Fragen und Antworten

Sie erleben - als älter werdender Mensch, als Angehörige oder als Pflegekraft - Situationen, die Ängste oder unerklärliche Gefühle und Reaktionen auslösen? Sie wollen verstehen, woher das Leiden in solchen Momenten rührt, und wie man es lindern kann?

Trauer kann Erinnerungen an Gewalterfahrungen auslösen

Ich wohne mit meiner Frau und unseren zwei Kindern neben meinem Elternhaus. Mein Vater ist vor einem halben Jahr verstorben. Meine Mutter Erika (Jg. 1941) lebt seitdem alleine. Eigentlich ist sie ist körperlich und geistig noch sehr fit. Doch seitdem mein Vater gestorben ist, ist sie oft sehr traurig und sucht häufig den Kontakt zu mir. Ihre Traurigkeit scheint aber nicht nur am Tod meines Vaters zu liegen, denn seit einigen Monaten erzählt sie immer wieder von ihrem bereits vor zehn Jahren gestorbenen Bruder Gerhard. Sie sagt, er habe mit ihr Dinge gemacht, die Geschwister niemals machen sollten, die sich nicht tun wollte und dass sie sich so schämen würde. Dabei weint sie und ich kann sie kaum trösten. Ich fühle mich überfordert. Gerhard war mein Lieblingsonkel. Mein Vater hat immer viel gearbeitet und war selten für uns da. Mein Onkel Gerhard dagegen war immer eine wichtige Bezugsperson für mich. Kann es sein, dass er meiner Mutter schlimme Dinge angetan hat? Und warum sagt sie das erst jetzt? Was soll ich nur tun?
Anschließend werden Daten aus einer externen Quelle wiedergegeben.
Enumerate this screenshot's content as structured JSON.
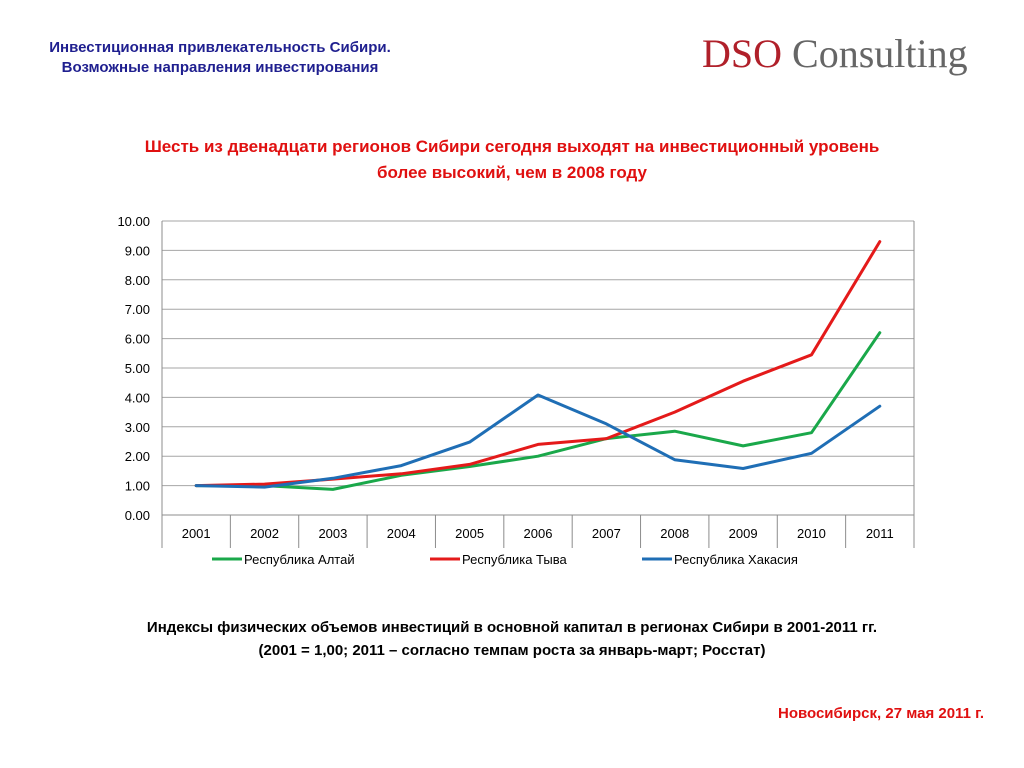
{
  "header": {
    "title_line1": "Инвестиционная привлекательность Сибири.",
    "title_line2": "Возможные направления инвестирования"
  },
  "logo": {
    "brand": "DSO",
    "rest": " Consulting"
  },
  "headline": {
    "line1": "Шесть из двенадцати регионов Сибири сегодня выходят на инвестиционный уровень",
    "line2": "более высокий, чем в 2008 году"
  },
  "chart_data": {
    "type": "line",
    "categories": [
      "2001",
      "2002",
      "2003",
      "2004",
      "2005",
      "2006",
      "2007",
      "2008",
      "2009",
      "2010",
      "2011"
    ],
    "ylim": [
      0,
      10
    ],
    "y_ticks": [
      "0.00",
      "1.00",
      "2.00",
      "3.00",
      "4.00",
      "5.00",
      "6.00",
      "7.00",
      "8.00",
      "9.00",
      "10.00"
    ],
    "grid": true,
    "legend_position": "bottom",
    "series": [
      {
        "name": "Республика Алтай",
        "color": "#1aa84a",
        "values": [
          1.0,
          1.0,
          0.87,
          1.35,
          1.65,
          2.0,
          2.6,
          2.85,
          2.35,
          2.8,
          6.2
        ]
      },
      {
        "name": "Республика Тыва",
        "color": "#e41a1a",
        "values": [
          1.0,
          1.05,
          1.22,
          1.4,
          1.72,
          2.4,
          2.6,
          3.5,
          4.55,
          5.45,
          9.3
        ]
      },
      {
        "name": "Республика Хакасия",
        "color": "#1f6eb5",
        "values": [
          1.0,
          0.95,
          1.25,
          1.68,
          2.48,
          4.08,
          3.1,
          1.88,
          1.58,
          2.1,
          3.7
        ]
      }
    ]
  },
  "caption": {
    "line1": "Индексы физических объемов инвестиций в основной капитал в регионах Сибири в 2001-2011 гг.",
    "line2": "(2001 = 1,00; 2011 – согласно темпам роста за январь-март; Росстат)"
  },
  "footer": {
    "text": "Новосибирск, 27 мая 2011 г."
  }
}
Von Missbrauch zu erfahren, löst auch bei Angehörigen oft eine breite Palette an Gefühlen aus. Entsetzen, Zweifel, Unglauben, Trauer. Viele Angehörige sagen: „Das kann und darf doch gar nicht sein!“ - gerade wenn der Täter eine geliebte Person ist.
Angehörige erleben dann häufig ähnliche Gefühle, wie die Betroffenen selbst: Ohnmacht, Hilflosigkeit, Sprachlosigkeit und Zweifel an der eigenen Wahrnehmung. Und genauso wie es Ihnen schwer fallen kann, die passenden Worte dafür zu finden, so konnte ihre Mutter das Erlebte wahrscheinlich auch kaum in Worte fassen. Zudem sind gerade heute alte Frauen in ihrer Sozialisation von dem Glaubenssatz geprägt worden, dass die Beschäftigung mit eigenen Problemen eher ein Luxus ist. Hart arbeiten und funktionieren war häufig die Devise. Wahrscheinlich hat ihre Mutter in ihrem Leben Strategien entwickelt um mit dem Erlebten „zurecht zu kommen“ oder es zu verdrängen. Der Verlust ihres Partners – ihres Vaters – kann dafür sorgen, dass alte evtl. lang verdrängte Erinnerungen wieder zurückkehren. Einsamkeit, Angst vor Abhängigkeit oder einer Pflegebedürftigkeit können Ängste vor erneuten Grenzüberschreitungen schüren.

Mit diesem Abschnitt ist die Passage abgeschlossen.